= IEEE 1547 =

IEEE standard on interconnection of distributed generation resources into the power grid

IEEE 1547 (Standard for Interconnecting Distributed Resources with Electric Power Systems) is a standard of the Institute of Electrical and Electronics Engineers meant to provide a set of criteria and requirements for the interconnection of distributed generation resources into the power grid.

==Purpose==
"This document provides a uniform standard for interconnection of distributed resources with EPSs [Electric Power Systems]. It provides requirements relevant to the performance, operation, testing, safety, and maintenance of the interconnection."

With the increased adoption of distributed resources in the present and future, a set of standards regarding their usage in the grid becomes increasingly important for the overall reliability, safety, and cost. Furthermore, the lack of a concrete national standard was seen as a roadblock to the implementation of new distributed generation projects. The standard is intended to be universally adoptable, technology-neutral, and cover distributed resources as large 10 MVA.

==Development==
In early 1999, the IEEE approved the undertaking of P1547. With the support of the United States Department of Energy, the project was initiated on a fast-track basis, which would halve the usual development time. The draft standard was revised 10 times before P1547/Draft 11 was approved with a 91% vote in February 2003. It was then approved by the IEEE Standards Board on June 12, 2003, and received an ANSI designation on October 20, 2003.

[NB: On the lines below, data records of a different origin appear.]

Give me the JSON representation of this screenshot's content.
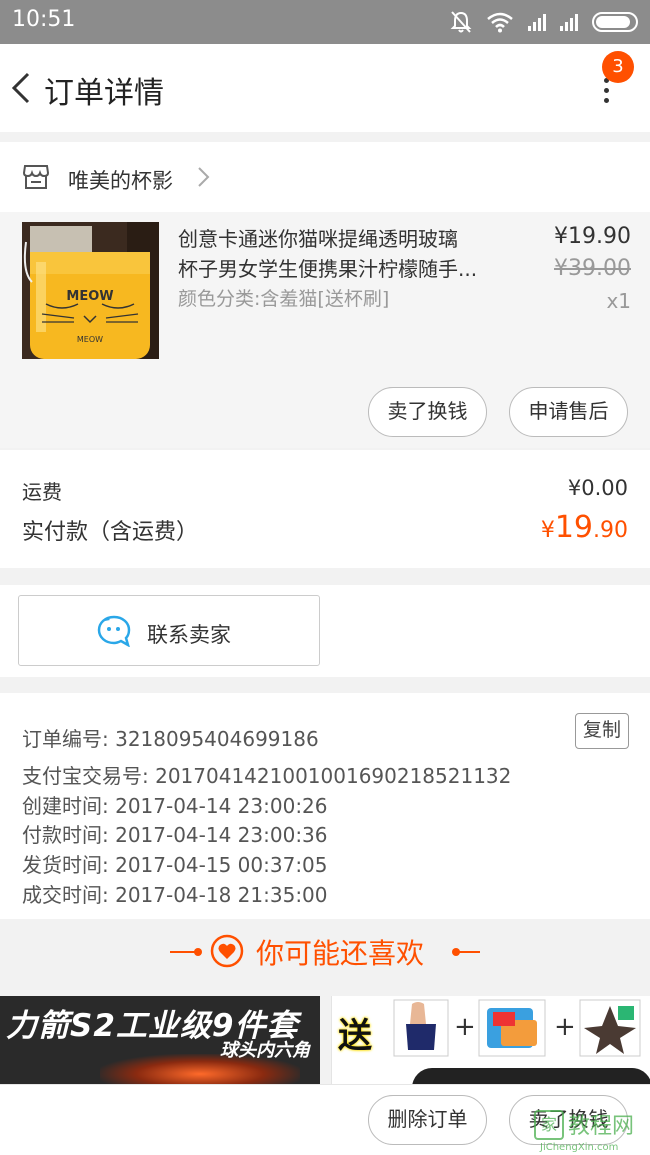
{
  "status_bar": {
    "time": "10:51"
  },
  "header": {
    "title": "订单详情",
    "badge_count": "3"
  },
  "shop": {
    "name": "唯美的杯影"
  },
  "item": {
    "name_line1": "创意卡通迷你猫咪提绳透明玻璃",
    "name_line2": "杯子男女学生便携果汁柠檬随手...",
    "sku": "颜色分类:含羞猫[送杯刷]",
    "price": "¥19.90",
    "original_price": "¥39.00",
    "quantity": "x1",
    "jar_label_top": "MEOW",
    "jar_label_bottom": "MEOW",
    "actions": {
      "sell": "卖了换钱",
      "after_sale": "申请售后"
    }
  },
  "fees": {
    "shipping_label": "运费",
    "shipping_value": "¥0.00",
    "paid_label": "实付款（含运费）",
    "paid_symbol": "¥",
    "paid_int": "19",
    "paid_dec": ".90"
  },
  "contact": {
    "label": "联系卖家"
  },
  "order_info": {
    "copy_label": "复制",
    "rows": [
      "订单编号: 3218095404699186",
      "支付宝交易号: 2017041421001001690218521132",
      "创建时间: 2017-04-14 23:00:26",
      "付款时间: 2017-04-14 23:00:36",
      "发货时间: 2017-04-15 00:37:05",
      "成交时间: 2017-04-18 21:35:00"
    ]
  },
  "recommend": {
    "title": "你可能还喜欢"
  },
  "ads": {
    "ad1_title": "力箭S2工业级9件套",
    "ad1_sub": "球头内六角",
    "ad2_title": "送",
    "ad2_plus": "+"
  },
  "bottom_bar": {
    "delete_order": "删除订单",
    "sell": "卖了换钱"
  },
  "watermark": {
    "logo": "家",
    "text": "教程网",
    "url": "JiChengXin.com"
  },
  "colors": {
    "accent": "#ff5000",
    "contact_icon": "#2aa7e8"
  }
}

==Risk of system disturbance==
IEEE 1547-2003 had a tight underfrequency protection setting of 59.3 Hz which posed a risk for grid stability. In case of an underfrequency situation,
e.g. after a major loss of generation, the situation may get worse when a multitude of distributed energy resources (DER) disconnect simultaneously. IEEE 1547-2003 demanded also an obligatory overfrequency disconnection at 60.5 Hz. With a rising share of distributed generation there is a possibility of triggering a non-linear oscillator in the multi GW range within the transmission grid. In Europe, this problem with similar standards has already been addressed by ENTSO-E. IEEE 1547-2018 now allows operation from 56.5Hz to 62Hz with frequency droop included.

A separate risk is that the protocol communication has no authentication, so malicious disturbance may go undetected.

==Energy Policy Act of 2005==
"Interconnection services shall be offered based upon the standards developed by the Institute of Electrical and Electronics Engineers: IEEE Standard 1547 for Interconnecting Distributed Resources With Electric Power Systems, as they may be amended from time to time."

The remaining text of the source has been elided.